Quant aux nouvelles constructions, elles se doivent d’être le moins énergivores possible et le mieux adaptées aux nouvelles technologies (énergies renouvelables, thermostat, isolation, véhicules électriques, etc.).
Des appareils intelligents
Une fois le bâtiment et ses appareils optimisés et le personnel sensibilisé, l’efficacité énergétique peut être encore améliorée à l’aide d’appareils intelligents.

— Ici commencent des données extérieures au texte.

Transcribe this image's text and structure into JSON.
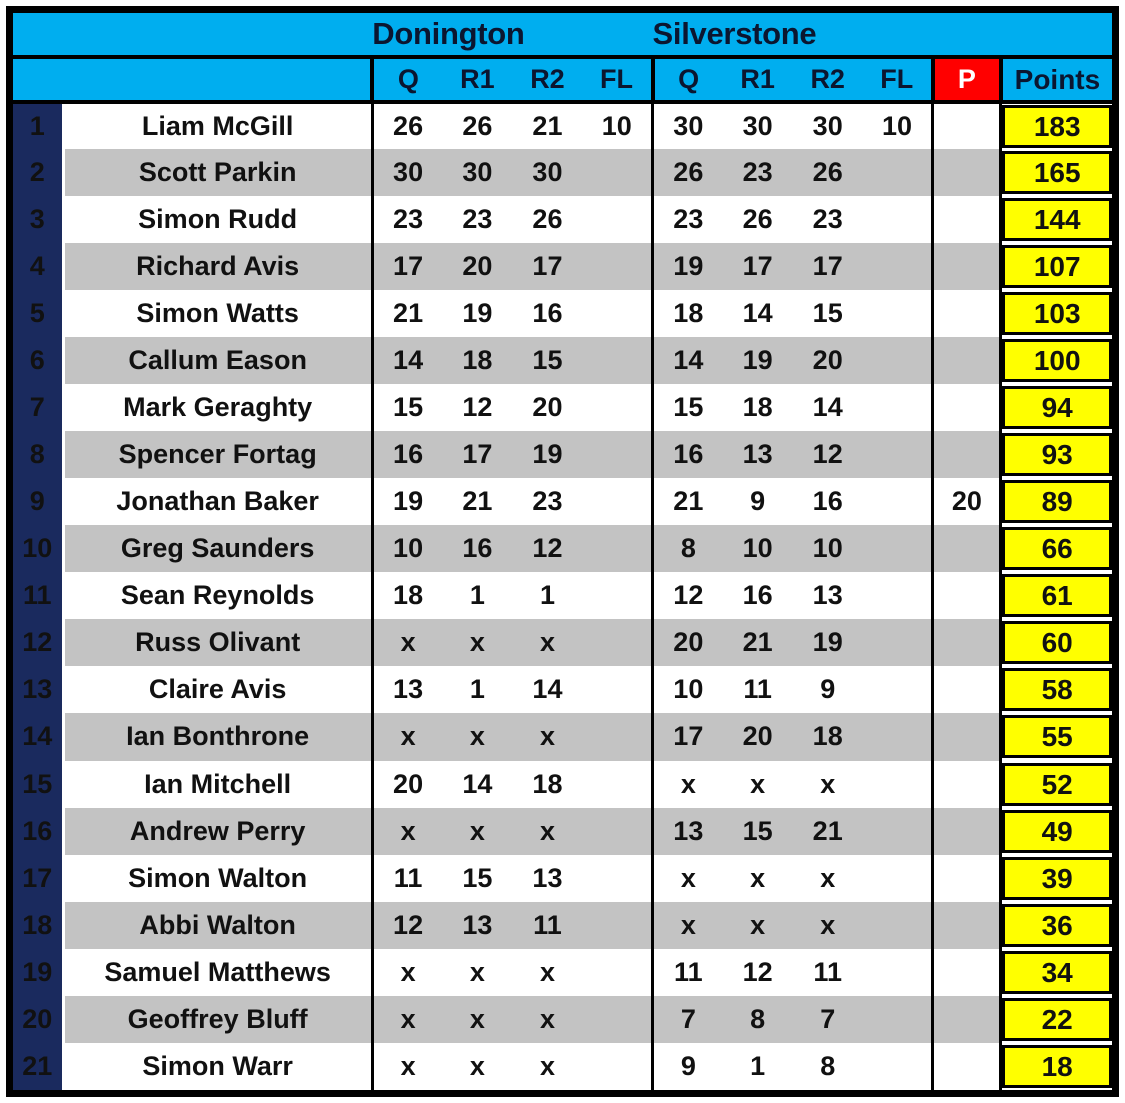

Ces derniers, grâce à leurs algorithmes dédiés et à des réseaux de communication à plus ou moins grande portée, adaptent leur consommation par rapport à leur environnement et le comportement des usagers.
C’est ainsi le cas des thermostats : un système « intelligent » comme Ween enregistrera par exemple votre position et vos préférences de température. Il pourra dès lors prévoir quand et comment activer le réseau domestique pour répondre aux critères de confort de l’utilisateur.
Il faut enfin mentionner les développements du smart grid, ce réseau dont l’efficacité énergétique est assurée par une « surcouche » informatique d’intelligence artificielle et d’aide à la décision.